I have a PoS column that has labelled words as nouns, adjectives or verbs. My current code extracts all the noun words and stores them in a new column of the dataframe:
import pandas as pd
from nltk.tag import pos_tag
data = {'comments':['Daniel is really cool', 'Daniel is the most amazing host!', 'Daniel is highly recommended']}
df = pd.DataFrame(data)
import nltk
nltk.download('stopwords')
nltk.download('punkt')
nltk.download('averaged_perceptron_tagger')
from nltk.corpus import stopwords
from nltk.tokenize import word_tokenize,sent_tokenize
df['tokenized_text'] = df['comments'].apply(word_tokenize)
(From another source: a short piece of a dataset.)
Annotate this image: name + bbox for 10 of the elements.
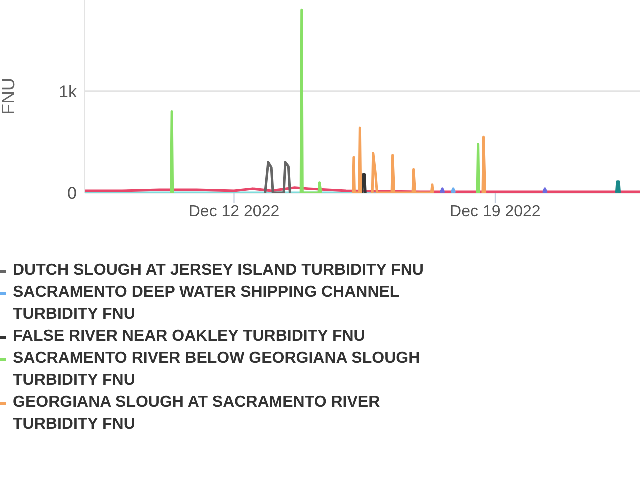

df['tagged'] = df['tokenized_text'].apply(pos_tag)
def get_vocab(df):
nouns = []
for (word, pos) in df:
if pos.startswith("NN"):
nouns.append(word)
return nouns
df["nouns"] = df["tagged"].apply(get_vocab)
However, I'd like to store all the noun words in a list instead of the dataframe and only include the top 100 frequent noun words. How would I go about this? My desired list would look like this:
['Daniel', 'is']
As this is a small example I'd only have those two, but in my actual dataset I would have thousands of repeated nouns and so I'd like to only store the top 100 most common nouns.